Residential options are fully inclusive with all meals provided. Non-residential options include suppers, lunches and all refreshments and exclude B&B.
Arrival and registration 4.00pm – 6.00pm Friday. Course begins with supper at 6.30pm. Course ends with afternoon tea at 4.00pm on Sunday.
Jane Diamond is a graduate of the Before I Go Academy, the training arm of BIG Solutions, a social enterprise whose mission is to have end-of-life plans be as commonplace as birth plans. See www.beforeigosolutions.comJane believes we need to change how we talk about death and dying so it is better understood as a normal part of life. Her work focuses on informing people about what options are available with regard to planning for end-of-life, end-of-life itself and the funeral afterwards.

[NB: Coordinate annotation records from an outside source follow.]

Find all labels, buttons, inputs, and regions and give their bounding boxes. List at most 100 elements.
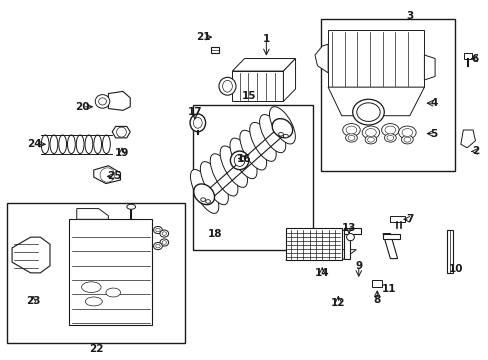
Bar — [193, 105, 312, 249]
Ellipse shape — [365, 129, 375, 136]
Ellipse shape — [346, 234, 354, 241]
Ellipse shape — [384, 134, 395, 142]
Text: 2: 2 — [471, 147, 478, 157]
Text: 24: 24 — [27, 139, 41, 149]
Polygon shape — [314, 44, 327, 73]
Polygon shape — [198, 112, 295, 194]
Text: 4: 4 — [429, 98, 437, 108]
Ellipse shape — [386, 135, 393, 140]
Ellipse shape — [200, 162, 228, 205]
Ellipse shape — [201, 198, 205, 202]
Ellipse shape — [76, 135, 84, 154]
Ellipse shape — [193, 184, 214, 204]
Polygon shape — [112, 126, 130, 138]
Ellipse shape — [367, 137, 373, 142]
Ellipse shape — [50, 135, 58, 154]
Ellipse shape — [153, 226, 162, 234]
Ellipse shape — [190, 114, 205, 132]
Text: 9: 9 — [354, 261, 362, 271]
Ellipse shape — [190, 170, 218, 213]
Ellipse shape — [162, 241, 166, 244]
Polygon shape — [77, 208, 108, 219]
Ellipse shape — [153, 243, 162, 249]
Text: 12: 12 — [330, 298, 345, 308]
Text: 13: 13 — [341, 223, 356, 233]
Ellipse shape — [234, 154, 244, 166]
Ellipse shape — [398, 126, 415, 139]
Polygon shape — [327, 87, 424, 116]
Ellipse shape — [210, 154, 238, 196]
Polygon shape — [283, 59, 295, 102]
Polygon shape — [344, 228, 350, 258]
Ellipse shape — [259, 114, 285, 153]
Polygon shape — [382, 234, 399, 239]
Ellipse shape — [85, 297, 102, 306]
Polygon shape — [108, 91, 130, 111]
Text: 10: 10 — [448, 264, 462, 274]
Polygon shape — [463, 53, 471, 59]
Text: 20: 20 — [75, 102, 90, 112]
Ellipse shape — [346, 126, 356, 134]
Text: 23: 23 — [26, 296, 40, 306]
Ellipse shape — [219, 77, 236, 95]
Ellipse shape — [99, 98, 106, 105]
Ellipse shape — [94, 135, 102, 154]
Ellipse shape — [160, 239, 168, 246]
Ellipse shape — [230, 151, 248, 170]
Polygon shape — [371, 280, 381, 287]
Ellipse shape — [156, 228, 160, 232]
Ellipse shape — [401, 129, 412, 136]
Text: 25: 25 — [107, 171, 121, 181]
Polygon shape — [211, 47, 219, 53]
Text: 7: 7 — [406, 214, 413, 224]
Ellipse shape — [102, 135, 110, 154]
Ellipse shape — [381, 123, 398, 136]
Ellipse shape — [347, 135, 354, 140]
Ellipse shape — [269, 107, 295, 144]
Ellipse shape — [229, 138, 257, 179]
Polygon shape — [344, 228, 361, 234]
Ellipse shape — [365, 135, 376, 144]
Text: 8: 8 — [373, 295, 380, 305]
Text: 19: 19 — [115, 148, 129, 158]
Ellipse shape — [81, 282, 101, 293]
Ellipse shape — [403, 137, 410, 142]
Ellipse shape — [162, 232, 166, 235]
Ellipse shape — [126, 204, 135, 209]
Ellipse shape — [220, 146, 247, 187]
Ellipse shape — [283, 134, 287, 138]
Text: 1: 1 — [262, 34, 269, 44]
Ellipse shape — [352, 99, 384, 125]
Ellipse shape — [272, 119, 292, 138]
Polygon shape — [460, 130, 474, 148]
Ellipse shape — [106, 288, 120, 297]
Text: 17: 17 — [187, 107, 202, 117]
Ellipse shape — [160, 230, 168, 237]
Text: 3: 3 — [406, 11, 412, 21]
Polygon shape — [232, 59, 295, 71]
Polygon shape — [389, 216, 404, 222]
Text: 5: 5 — [429, 129, 437, 139]
Ellipse shape — [85, 135, 93, 154]
Polygon shape — [232, 71, 283, 102]
Text: 22: 22 — [89, 343, 103, 354]
Ellipse shape — [240, 130, 266, 170]
Polygon shape — [12, 237, 50, 273]
Polygon shape — [382, 234, 397, 258]
Ellipse shape — [156, 244, 160, 248]
Polygon shape — [424, 55, 434, 80]
Bar — [7, 203, 184, 342]
Ellipse shape — [249, 122, 276, 161]
Ellipse shape — [205, 200, 210, 203]
Ellipse shape — [116, 127, 126, 137]
Polygon shape — [69, 219, 152, 325]
Text: 16: 16 — [237, 154, 251, 163]
Ellipse shape — [41, 135, 49, 154]
Ellipse shape — [67, 135, 75, 154]
Ellipse shape — [362, 126, 379, 139]
Ellipse shape — [278, 132, 283, 136]
Polygon shape — [94, 166, 120, 184]
Polygon shape — [285, 228, 341, 260]
Text: 11: 11 — [381, 284, 395, 294]
Bar — [321, 19, 454, 171]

She has been running a local death café since March 2016 and is a member of End-of-Life Doula UK which offers doula support for those at end-of-life. Jane also works with a local funeral director and in March 2019 starts funeral director training. Jane has a background in body psychotherapy, having trained at the Chiron Centre from 2002-2007. She is also a member of Gloucestershire Bereavement Forum where bereavement services from the voluntary, charity and NHS sectors meet quarterly to signpost available bereavement support across the county.